Seven Songs from the Tundra

Original Title SEITSEMÄN LAULUA TUNDRALITA
Duration 90 mins
Production Year 2000
Language Versions Available Nenets and Russian dialogue with English subtitles.
Producer Jörn Donner Productions Helsinki.
Script Anastasia Lapsui
Director/Editor Markku Lehmuskallio and Anastasia Lapsui
Press reviews: This anthology, consisting of seven short stories, takes the viewers to the isolated land of the Nenets, who live, literary, at the top of the world. Fascinating and beautifully made. It’s the small details of Nenet life, captured in grainy B&W images, that fascinate in this strangely beautiful film. (Variety)


International Awards:
“Grand Prix du Jury – Meilleur Long Métrage Fiction”
International Film Festival in Créteil 2000 (France)

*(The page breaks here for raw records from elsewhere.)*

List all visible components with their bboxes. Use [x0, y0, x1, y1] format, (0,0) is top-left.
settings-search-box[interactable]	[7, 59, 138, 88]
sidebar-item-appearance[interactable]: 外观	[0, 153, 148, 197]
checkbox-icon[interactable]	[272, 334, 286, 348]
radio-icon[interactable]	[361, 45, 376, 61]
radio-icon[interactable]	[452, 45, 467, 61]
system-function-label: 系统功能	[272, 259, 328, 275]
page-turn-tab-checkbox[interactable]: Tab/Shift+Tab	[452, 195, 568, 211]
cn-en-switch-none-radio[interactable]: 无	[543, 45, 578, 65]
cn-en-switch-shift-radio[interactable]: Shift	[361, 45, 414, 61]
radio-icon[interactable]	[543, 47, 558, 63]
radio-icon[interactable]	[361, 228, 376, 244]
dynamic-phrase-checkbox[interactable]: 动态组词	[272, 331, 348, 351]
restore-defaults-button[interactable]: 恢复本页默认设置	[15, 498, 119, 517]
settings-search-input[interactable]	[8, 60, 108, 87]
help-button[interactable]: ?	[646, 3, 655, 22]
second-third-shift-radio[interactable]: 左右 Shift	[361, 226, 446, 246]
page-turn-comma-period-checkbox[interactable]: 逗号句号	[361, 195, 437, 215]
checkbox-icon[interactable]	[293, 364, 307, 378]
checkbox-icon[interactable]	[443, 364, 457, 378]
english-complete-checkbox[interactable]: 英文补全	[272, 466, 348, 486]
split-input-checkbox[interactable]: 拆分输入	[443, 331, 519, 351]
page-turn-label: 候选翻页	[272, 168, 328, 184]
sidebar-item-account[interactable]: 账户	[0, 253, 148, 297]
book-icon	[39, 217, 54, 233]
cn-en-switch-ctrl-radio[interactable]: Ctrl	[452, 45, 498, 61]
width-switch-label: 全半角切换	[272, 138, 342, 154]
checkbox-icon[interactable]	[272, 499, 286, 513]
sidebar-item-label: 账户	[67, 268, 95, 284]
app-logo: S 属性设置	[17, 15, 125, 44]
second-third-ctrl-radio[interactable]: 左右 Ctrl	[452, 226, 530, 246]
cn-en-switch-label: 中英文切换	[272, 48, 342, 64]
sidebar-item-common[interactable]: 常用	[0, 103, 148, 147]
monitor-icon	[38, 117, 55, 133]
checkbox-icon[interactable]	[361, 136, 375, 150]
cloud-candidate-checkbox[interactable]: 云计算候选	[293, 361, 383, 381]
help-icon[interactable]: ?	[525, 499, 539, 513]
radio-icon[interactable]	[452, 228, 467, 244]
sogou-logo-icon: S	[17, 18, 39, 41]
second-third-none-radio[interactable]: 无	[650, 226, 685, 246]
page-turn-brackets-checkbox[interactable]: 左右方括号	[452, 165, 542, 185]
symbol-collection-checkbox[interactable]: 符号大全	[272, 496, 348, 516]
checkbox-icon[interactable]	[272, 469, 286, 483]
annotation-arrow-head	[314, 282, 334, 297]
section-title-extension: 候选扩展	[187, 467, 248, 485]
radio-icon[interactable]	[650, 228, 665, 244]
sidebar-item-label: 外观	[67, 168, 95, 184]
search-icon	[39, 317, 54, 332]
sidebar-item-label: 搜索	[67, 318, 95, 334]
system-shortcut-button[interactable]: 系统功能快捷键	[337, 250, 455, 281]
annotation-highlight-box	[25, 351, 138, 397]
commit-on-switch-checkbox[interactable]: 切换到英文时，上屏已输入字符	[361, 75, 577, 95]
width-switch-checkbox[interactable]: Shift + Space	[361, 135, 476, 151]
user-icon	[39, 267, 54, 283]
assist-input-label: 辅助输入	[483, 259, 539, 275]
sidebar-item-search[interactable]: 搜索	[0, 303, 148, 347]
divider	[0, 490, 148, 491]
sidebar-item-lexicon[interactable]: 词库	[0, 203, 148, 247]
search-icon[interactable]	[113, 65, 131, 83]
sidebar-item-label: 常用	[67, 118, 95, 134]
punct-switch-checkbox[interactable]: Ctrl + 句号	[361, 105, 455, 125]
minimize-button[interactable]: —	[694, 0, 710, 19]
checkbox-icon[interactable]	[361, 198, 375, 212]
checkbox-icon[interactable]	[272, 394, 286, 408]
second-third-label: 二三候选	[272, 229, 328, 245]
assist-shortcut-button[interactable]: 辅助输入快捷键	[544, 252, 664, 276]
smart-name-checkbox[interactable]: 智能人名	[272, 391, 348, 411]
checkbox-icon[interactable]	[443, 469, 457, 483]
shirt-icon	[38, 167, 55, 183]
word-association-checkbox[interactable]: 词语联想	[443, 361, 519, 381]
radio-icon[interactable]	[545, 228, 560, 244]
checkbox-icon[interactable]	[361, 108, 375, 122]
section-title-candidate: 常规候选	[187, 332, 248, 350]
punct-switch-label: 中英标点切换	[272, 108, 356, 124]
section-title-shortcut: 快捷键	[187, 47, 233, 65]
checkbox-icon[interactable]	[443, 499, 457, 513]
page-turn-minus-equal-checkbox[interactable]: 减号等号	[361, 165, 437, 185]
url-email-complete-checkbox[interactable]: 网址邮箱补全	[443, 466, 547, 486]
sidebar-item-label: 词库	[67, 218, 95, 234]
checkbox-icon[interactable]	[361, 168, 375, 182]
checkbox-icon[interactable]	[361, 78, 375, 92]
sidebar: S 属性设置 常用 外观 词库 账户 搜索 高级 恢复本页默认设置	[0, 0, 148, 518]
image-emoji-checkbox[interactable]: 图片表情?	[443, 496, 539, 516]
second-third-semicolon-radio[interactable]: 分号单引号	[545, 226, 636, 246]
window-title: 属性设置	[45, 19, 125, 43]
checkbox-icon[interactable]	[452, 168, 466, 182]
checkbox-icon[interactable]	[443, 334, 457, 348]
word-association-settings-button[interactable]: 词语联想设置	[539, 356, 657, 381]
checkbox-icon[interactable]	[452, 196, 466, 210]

“Nordic Amanda Award – Best Feature Film”
Haugesund 2000 (Norway)

“Best European Feature Film Made in a Lesser Language”
Festival de cinéma de Douarnenez 2000 (France)


The Nenets are the people who inhabit the tundra in the far north of Russia.

Filmmakers Anastasia Lapsui and Markku Lehmuskallio made several documentaries about the Nenets in the 1990s, but decided their new film SEVEN SONGS FROM THE THUNDRA, would be largely fictional.

The first story Sacrifice, depicts a chilly winter’s religious ceremony in which a reindeer is sacrificed to the Gods. Next, the Bride explores the traditional pre-Revolution ways of these people. A young girl is supposed to marry a rich man chosen by her widowed mother, but she prefers a local boy and elopes.

The next four stories deal with Soviet communism’s effect on the Nenets. Commissars arrive in the community, demanding the people conform to the new order. The Nenets have difficulty accepting Lenin as a kind of replacement god, and react angrily when their children are taken away to Russian-Soviet schools.